Chapter 12 of the Book of Exodus deals with the institution of Passover, which was (and still is) an important part of the Jewish. The festival involves the slaughtering and consumption of an unblemished young male sheep or goat in celebration of their deliverance from Slavery in Egypt. The Chapter ends with the relatively important Verses 43 to 49 which makes in fantastically clear that the uncircumcised were not to partake of the Passover. What does this have anything to do with the Eucharist? In short, I would argue that the Eucharist is Passover meal of the New Covenant. For, as St. Paul says in 1 Corinthians 5:7-8:
Christ our passover is sacrificed for us
So, if we were to postulate and hold that the Eucharist is the Passover of the New Covenant, then those uncircumcised according to the New Covenant (the unbaptized) are to be excluded.
I will admit that my analysis can seem cold and harsh but the truth is that the Christian doctrines surrounding the receiving of the Eucharist to the Baptized in good standing has an incredibly strong foundation in Scripture and Tradition.
The Didache (which is not part of our Canon as Anglicans but is still an excellent reference) states in Chapter 9 that only those baptized can Commune. It is from the 1st or 2nd Century AD.

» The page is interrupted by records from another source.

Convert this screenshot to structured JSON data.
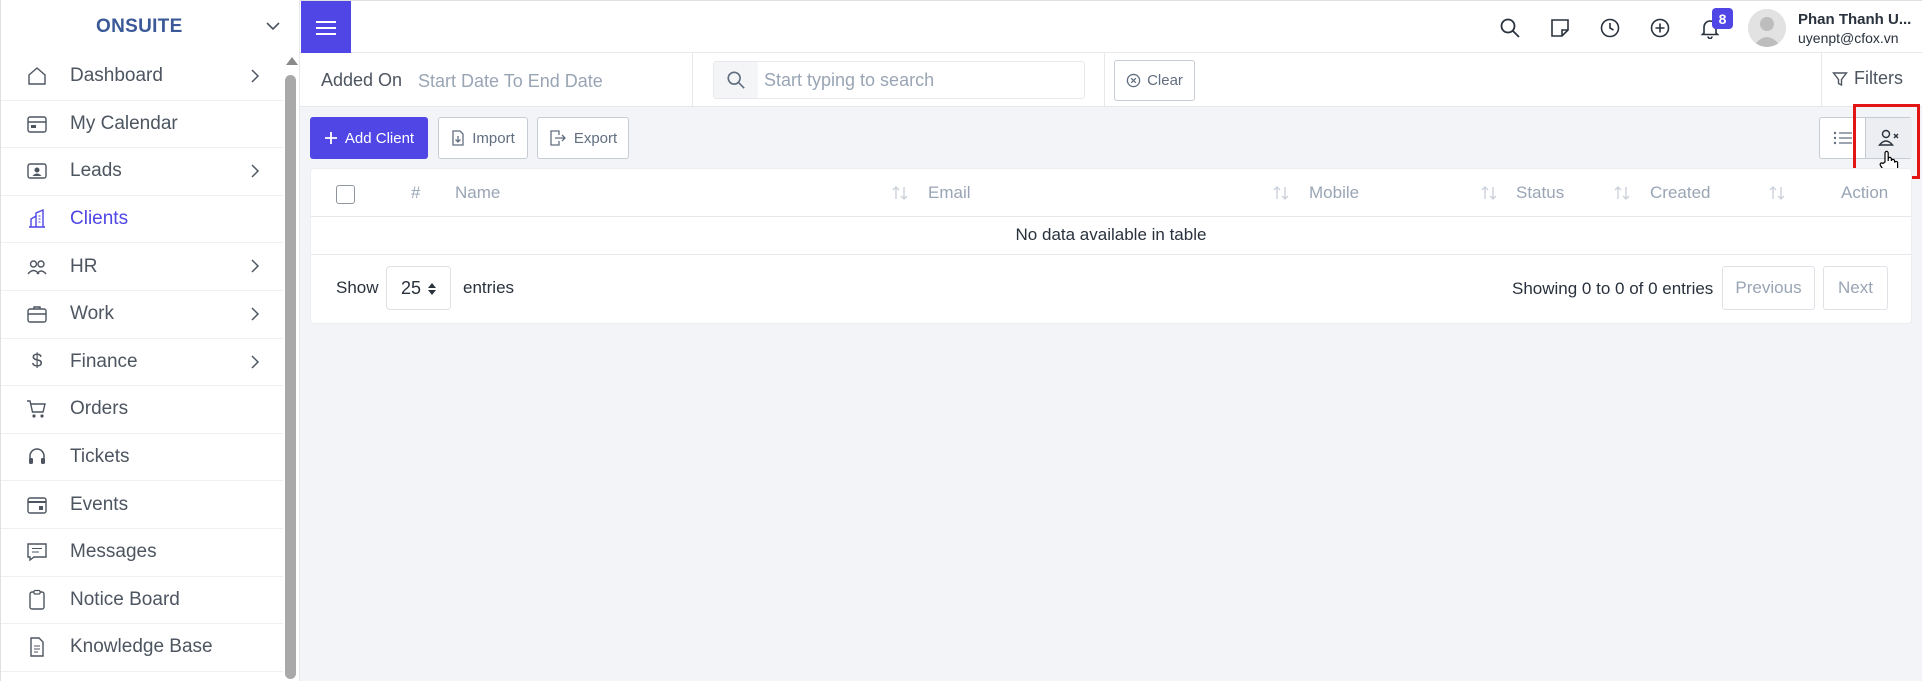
{
  "brand": {
    "name": "ONSUITE"
  },
  "sidebar": {
    "items": [
      {
        "label": "Dashboard",
        "icon": "house-icon",
        "has_arrow": true
      },
      {
        "label": "My Calendar",
        "icon": "calendar-icon",
        "has_arrow": false
      },
      {
        "label": "Leads",
        "icon": "id-card-icon",
        "has_arrow": true
      },
      {
        "label": "Clients",
        "icon": "building-icon",
        "has_arrow": false,
        "active": true
      },
      {
        "label": "HR",
        "icon": "people-icon",
        "has_arrow": true
      },
      {
        "label": "Work",
        "icon": "briefcase-icon",
        "has_arrow": true
      },
      {
        "label": "Finance",
        "icon": "dollar-icon",
        "has_arrow": true
      },
      {
        "label": "Orders",
        "icon": "cart-icon",
        "has_arrow": false
      },
      {
        "label": "Tickets",
        "icon": "headset-icon",
        "has_arrow": false
      },
      {
        "label": "Events",
        "icon": "calendar-event-icon",
        "has_arrow": false
      },
      {
        "label": "Messages",
        "icon": "chat-icon",
        "has_arrow": false
      },
      {
        "label": "Notice Board",
        "icon": "clipboard-icon",
        "has_arrow": false
      },
      {
        "label": "Knowledge Base",
        "icon": "document-icon",
        "has_arrow": false
      }
    ]
  },
  "topbar": {
    "notification_count": "8",
    "user_name": "Phan Thanh U...",
    "user_email": "uyenpt@cfox.vn"
  },
  "filters": {
    "added_on_label": "Added On",
    "date_placeholder": "Start Date To End Date",
    "search_placeholder": "Start typing to search",
    "clear_label": "Clear",
    "filters_label": "Filters"
  },
  "actions": {
    "add_client": "Add Client",
    "import": "Import",
    "export": "Export"
  },
  "table": {
    "columns": [
      "#",
      "Name",
      "Email",
      "Mobile",
      "Status",
      "Created",
      "Action"
    ],
    "empty_message": "No data available in table",
    "show_label": "Show",
    "page_length": "25",
    "entries_label": "entries",
    "info": "Showing 0 to 0 of 0 entries",
    "previous": "Previous",
    "next": "Next"
  },
  "colors": {
    "accent": "#4f46e5",
    "highlight": "#e31414",
    "muted_text": "#99a5b5"
  }
}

The Apostolic Constitutions (Book VIII, Chapter XXXV) also states that the unbaptized are not to receive. It also states that if such a person has to instruct him and baptize him quickly. The Constitutions are argued to be from the late 4th Century AD.
Heck, it was not until the mid-20th Century that in Anglicanism that a unconfirmed person would receive the Eucharist.
I do not, in the least, want to seem disparaging to my brothers and sisters in Christ who honestly think that the Church is being unwelcoming to the unbaptized. However, we have good case not to admit them. No one is expecting that Priests be carding people at the Altar rail, or to be giving a long winded speech after the Consecration to tell the unbaptized to come up. However, if they are aware of someone attending that is not yet baptized they should not be communing them. And if at the altar rail says they never have been baptized the Priest should refrain from communing them. Beyond that our Clergy should assume likely any newcomers or visitors are baptized when they come to the Altar Rail.
In Christ, MA~
Note: Please note that an Earlier version of this post said that the Resolution was D051 and did not mention the proposed Task Force.